Exploring Explicit Nulls in Dotty
Another bit of interesting Dotty news, for those who want to know what might be coming up: there is an experimental but serious project to make null
explicit in Scala 3.0.
This is really, really big, if they can pull it off. null
has long been known as “the billion-dollar mistake” — it seemed like a good idea at the time, but has bedeviled the programming community for decades, because it pokes a gigantic hole in type safety. You may think you have a value of type Foo
, but still find yourself with a null
unexpectedly, leading to a NullPointerException.
Idiomatic Scala generally uses Option
instead of null
most of the time, but there are times when you can’t avoid it, particularly when interacting with Java or JavaScript, since some libraries either require you to pass null
as a parameter, or which return it from some function calls. So we currently live with the rule that any reference type might contain null, and we just try to keep our API code clean to avoid that actually happening.

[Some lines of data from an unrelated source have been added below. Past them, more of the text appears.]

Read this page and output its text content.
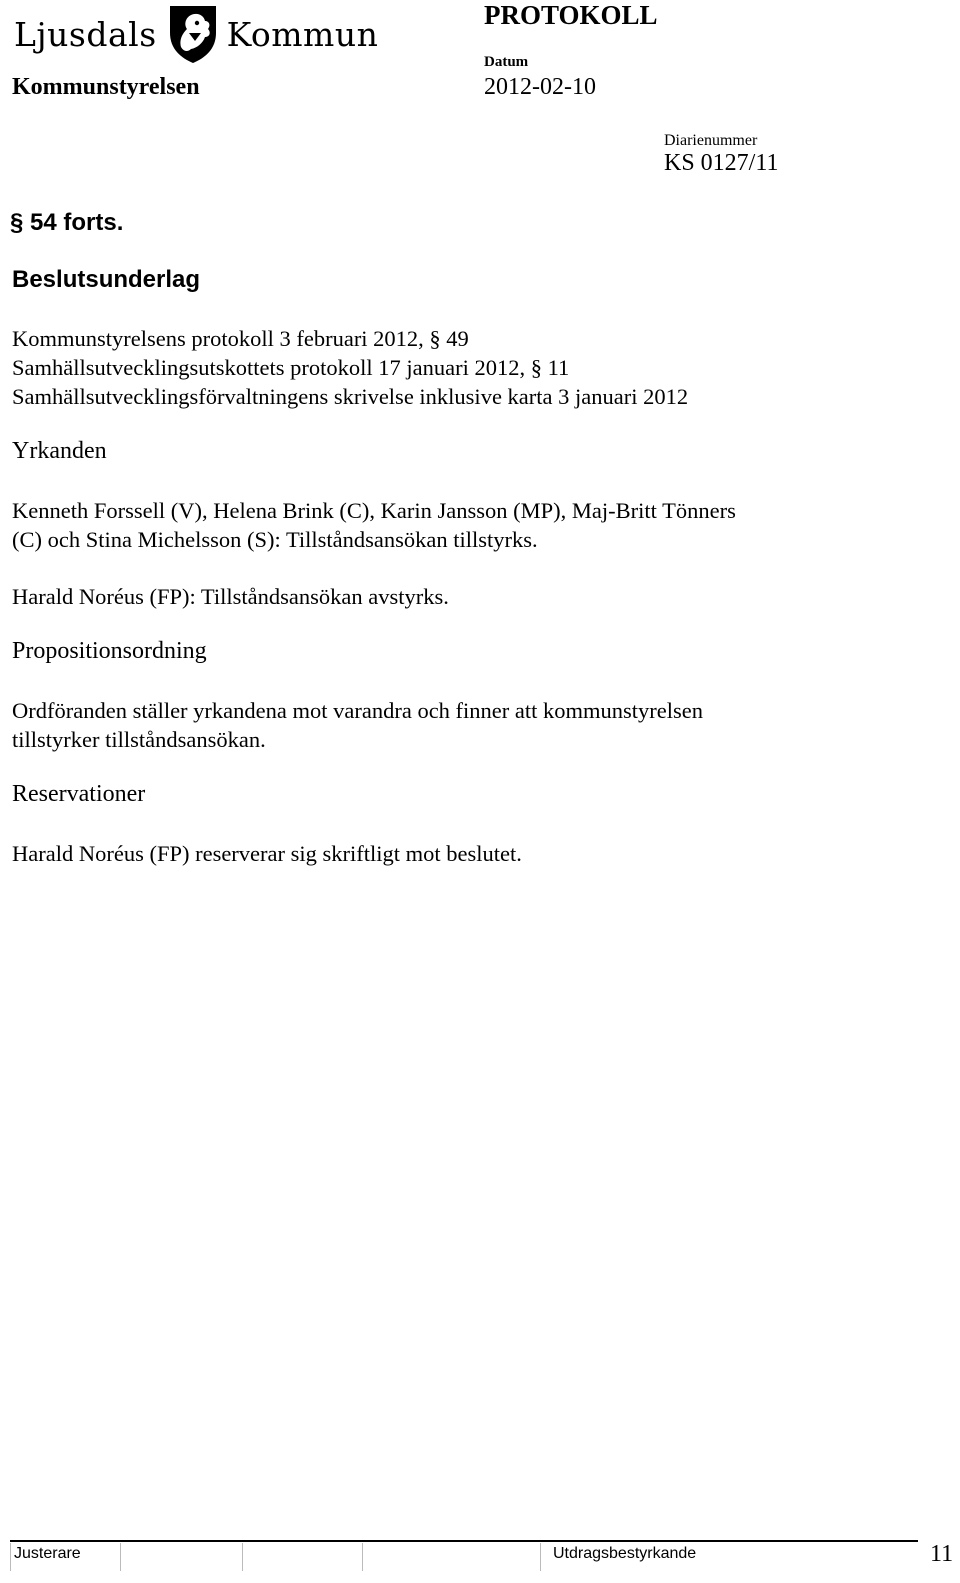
Ljusdals Kommun	PROTOKOLL
Datum
2012-02-10
Kommunstyrelsen
Diarienummer
KS 0127/11
§ 54 forts.
Beslutsunderlag
Kommunstyrelsens protokoll 3 februari 2012, § 49
Samhällsutvecklingsutskottets protokoll 17 januari 2012, § 11
Samhällsutvecklingsförvaltningens skrivelse inklusive karta 3 januari 2012
Yrkanden
Kenneth Forssell (V), Helena Brink (C), Karin Jansson (MP), Maj-Britt Tönners
(C) och Stina Michelsson (S): Tillståndsansökan tillstyrks.
Harald Noréus (FP): Tillståndsansökan avstyrks.
Propositionsordning
Ordföranden ställer yrkandena mot varandra och finner att kommunstyrelsen
tillstyrker tillståndsansökan.
Reservationer
Harald Noréus (FP) reserverar sig skriftligt mot beslutet.
Justerare	Utdragsbestyrkande	11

This project seeks to change that: to make it illegal to put null
into a reference type unless you explicitly say that there might be one there. This way, we can lift this critical knowledge, of whether a value might be null
or not, up into the type system, and we can program against it in a much more robust way.
I must emphasize that this is still a very early draft — the details are likely to change a lot, and it might not make it into Dotty at all. But I’m rooting for it: IMO, it’s a clear improvement if they can get it to consistently work.